How Do You Embed Sustainability in Organizational Culture?

A recent article over on the ISM site in their eSide Supply Management publication on Embedding Sustainability: A 5-Step Approach, discussed a report by Simon Fraser University and the Network for Business Sustainability that recommended five tried-and-true strategies for making sustainability part of an organizational culture, where sustainability was defined as operating in ways that meet the needs of the present without compromising the ability of future generations to meet their own needs.

In brief, the five informal practices that were recommended were:

  1. Engage
  2. Signal
  3. Communicate
  4. Manage Talent
  5. Reinforce

For each of these practices, they recommended that actions, which included:


  • Foster Competition
    between teams and business units
  • Make It Easy
    for employees to make choices that favour sustainability
  • Support Grassroots Efforts
    that come from the workforce
  • Capture Quick Wins
    and use them to overcome resistance
  • Prioritize Recognition
    and reward employees who foster commitment and get results


  • Be a Role Model
    and walk the walk (don’t just talk the talk)
  • Support
    your subordinates when they make decisions to prioritize sustainability
  • Allocate Resources
    to back up your sustainability commitment


  • Tell a Story
    that promotes sustainability behaviours through examples
  • Customize
    the message to be authentic and relevant for the organization

Manage Talent

  • Hire Appropriately
    and select individuals with a passion, attitude, and competence to deal with sustainability issues
  • Make Sustainability a Way of Life
    and make it part of the job descriptions, goals, and benefits review process


  • Inform and Repeat
    the message over and over and over

These are all good practices, but will they really embed sustainability?

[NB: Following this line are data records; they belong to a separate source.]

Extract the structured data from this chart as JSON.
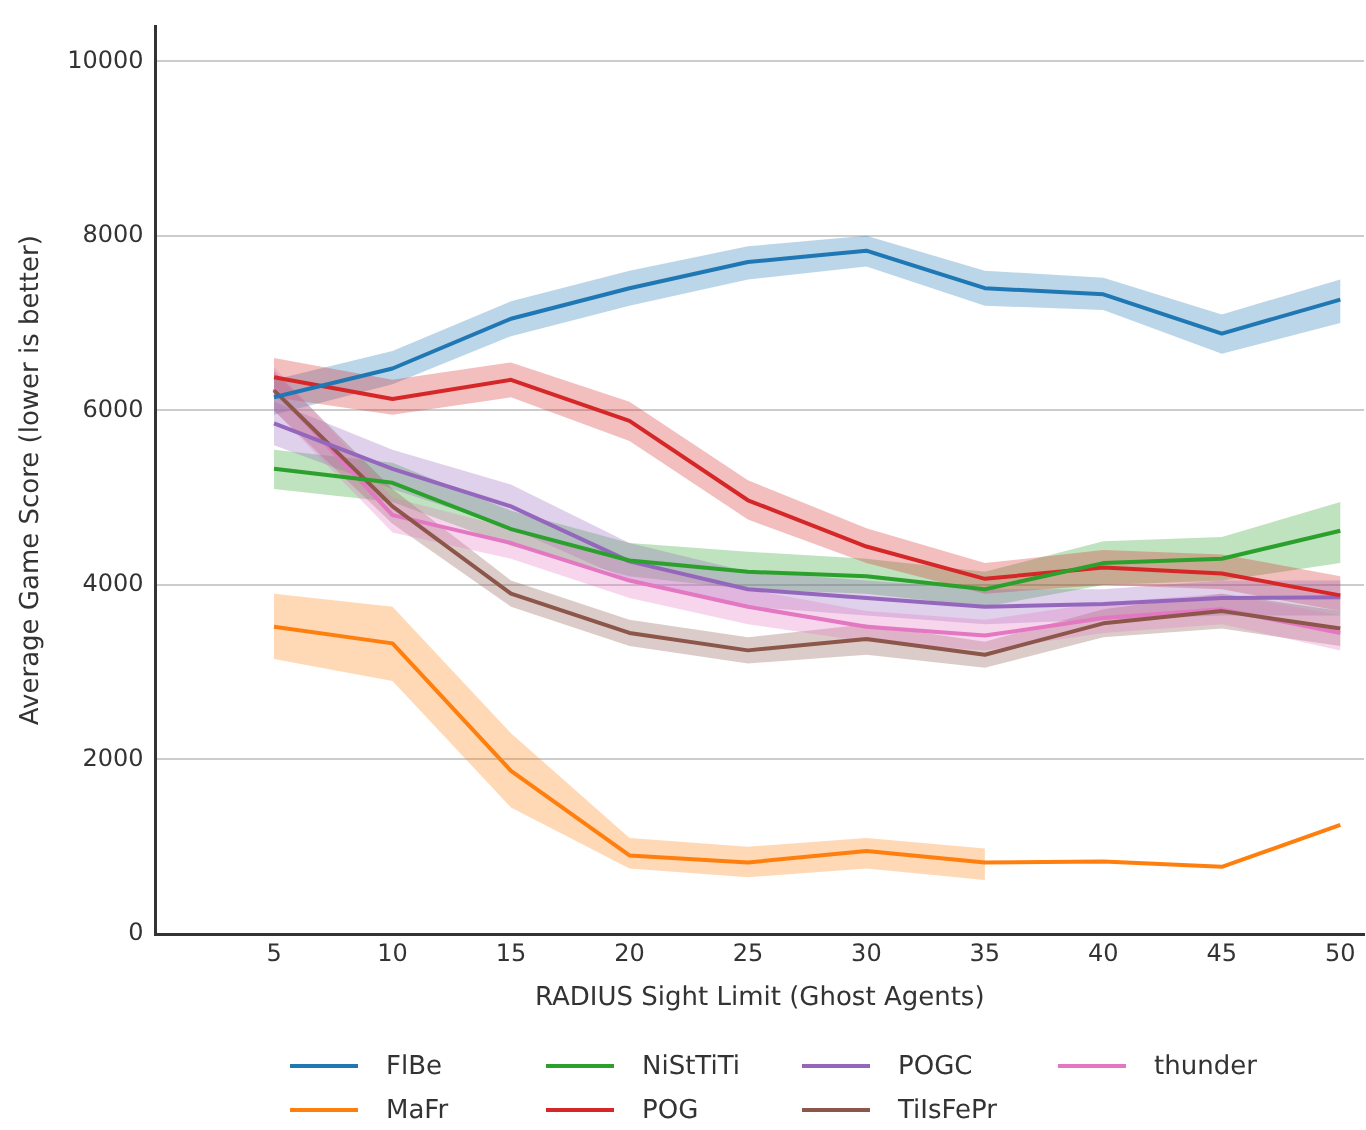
{
  "chart_data": {
    "type": "line",
    "xlabel": "RADIUS Sight Limit (Ghost Agents)",
    "ylabel": "Average Game Score (lower is better)",
    "x": [
      5,
      10,
      15,
      20,
      25,
      30,
      35,
      40,
      45,
      50
    ],
    "xlim": [
      0,
      51
    ],
    "xticks": [
      5,
      10,
      15,
      20,
      25,
      30,
      35,
      40,
      45,
      50
    ],
    "ylim": [
      0,
      10400
    ],
    "yticks": [
      0,
      2000,
      4000,
      6000,
      8000,
      10000
    ],
    "grid": "y",
    "legend": "bottom",
    "marker": "none",
    "line_style": "solid",
    "series": [
      {
        "name": "FlBe",
        "color": "#1f77b4",
        "values": [
          6150,
          6480,
          7050,
          7400,
          7700,
          7830,
          7400,
          7330,
          6880,
          7270
        ],
        "lower": [
          5950,
          6300,
          6850,
          7200,
          7500,
          7650,
          7200,
          7150,
          6650,
          7000
        ],
        "upper": [
          6350,
          6680,
          7250,
          7600,
          7880,
          8000,
          7600,
          7520,
          7100,
          7500
        ]
      },
      {
        "name": "MaFr",
        "color": "#ff7f0e",
        "values": [
          3520,
          3330,
          1870,
          900,
          820,
          950,
          820,
          830,
          770,
          1250
        ],
        "lower": [
          3150,
          2900,
          1450,
          750,
          650,
          750,
          620,
          null,
          null,
          null
        ],
        "upper": [
          3900,
          3750,
          2300,
          1100,
          1000,
          1100,
          980,
          null,
          null,
          null
        ]
      },
      {
        "name": "NiStTiTi",
        "color": "#2ca02c",
        "values": [
          5330,
          5170,
          4640,
          4280,
          4150,
          4100,
          3950,
          4250,
          4300,
          4620
        ],
        "lower": [
          5100,
          4950,
          4450,
          4100,
          3950,
          3900,
          3750,
          4000,
          4050,
          4250
        ],
        "upper": [
          5550,
          5400,
          4850,
          4480,
          4380,
          4300,
          4150,
          4500,
          4550,
          4950
        ]
      },
      {
        "name": "POG",
        "color": "#d62728",
        "values": [
          6380,
          6130,
          6350,
          5880,
          4970,
          4440,
          4070,
          4200,
          4130,
          3880
        ],
        "lower": [
          6150,
          5950,
          6150,
          5650,
          4750,
          4250,
          3900,
          4000,
          3950,
          3700
        ],
        "upper": [
          6600,
          6350,
          6550,
          6100,
          5200,
          4650,
          4250,
          4400,
          4350,
          4100
        ]
      },
      {
        "name": "POGC",
        "color": "#9467bd",
        "values": [
          5850,
          5330,
          4900,
          4270,
          3950,
          3850,
          3750,
          3780,
          3850,
          3860
        ],
        "lower": [
          5600,
          5100,
          4650,
          4050,
          3750,
          3650,
          3550,
          3600,
          3650,
          3650
        ],
        "upper": [
          6100,
          5550,
          5150,
          4480,
          4150,
          4050,
          3950,
          3950,
          4050,
          4050
        ]
      },
      {
        "name": "TiIsFePr",
        "color": "#8c564b",
        "values": [
          6230,
          4900,
          3900,
          3450,
          3250,
          3380,
          3200,
          3560,
          3700,
          3500
        ],
        "lower": [
          6000,
          4700,
          3750,
          3300,
          3100,
          3200,
          3050,
          3400,
          3500,
          3300
        ],
        "upper": [
          6450,
          5100,
          4050,
          3600,
          3400,
          3550,
          3350,
          3720,
          3900,
          3700
        ]
      },
      {
        "name": "thunder",
        "color": "#e377c2",
        "values": [
          6250,
          4800,
          4480,
          4050,
          3750,
          3520,
          3420,
          3620,
          3720,
          3450
        ],
        "lower": [
          6000,
          4600,
          4300,
          3850,
          3550,
          3350,
          3250,
          3450,
          3550,
          3250
        ],
        "upper": [
          6500,
          5000,
          4650,
          4250,
          3950,
          3700,
          3600,
          3800,
          3900,
          3650
        ]
      }
    ]
  }
}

First of all, nothing takes hold in an organization if it does not support both the business goals and the individual goals of the people who need to carry it out. If the ultimate goal is to please Wall Street by increasing profitability by 10% by cutting costs 3%, then no effort will be approved unless costs are reduced. Furthermore, if most managers and decision makers are compensated through productivity increases, and the most effective way to increase productivity is the least sustainable option, guess what option is going to be picked?

As a result, unless the organizational goals have sustainability embedded in them, and unless those organizational goals are mapped to unit goals that have sustainability in them, and unless those unit goals are mapped to individual goals that have sustainability in them, the chances of sustainability truly taking hold for the long term are going to be low. Thus, the organizational culture must first be tuned to sustainability. However, as we all now, just creating the right environment isn’t enough. People need to change — and this requires creating an atmosphere that not only supports the change, but that will support the inevitable hiccups that will result when any process is changed. So a change management initiative will also be required. And then the people have to want to change to truly make a big change. And how do you make people want to change? Incentives and rewards often work well, but those are specific to the types of individuals in your organization. As a result, no roadmap or 5-step plan will work as is. And if you don’t have a set of leaders who want the change to happen, it could be difficult to figure out what you need to do and get it done. And therein lies the challenge. So while I applaud the effort summarized in the report, is it enough?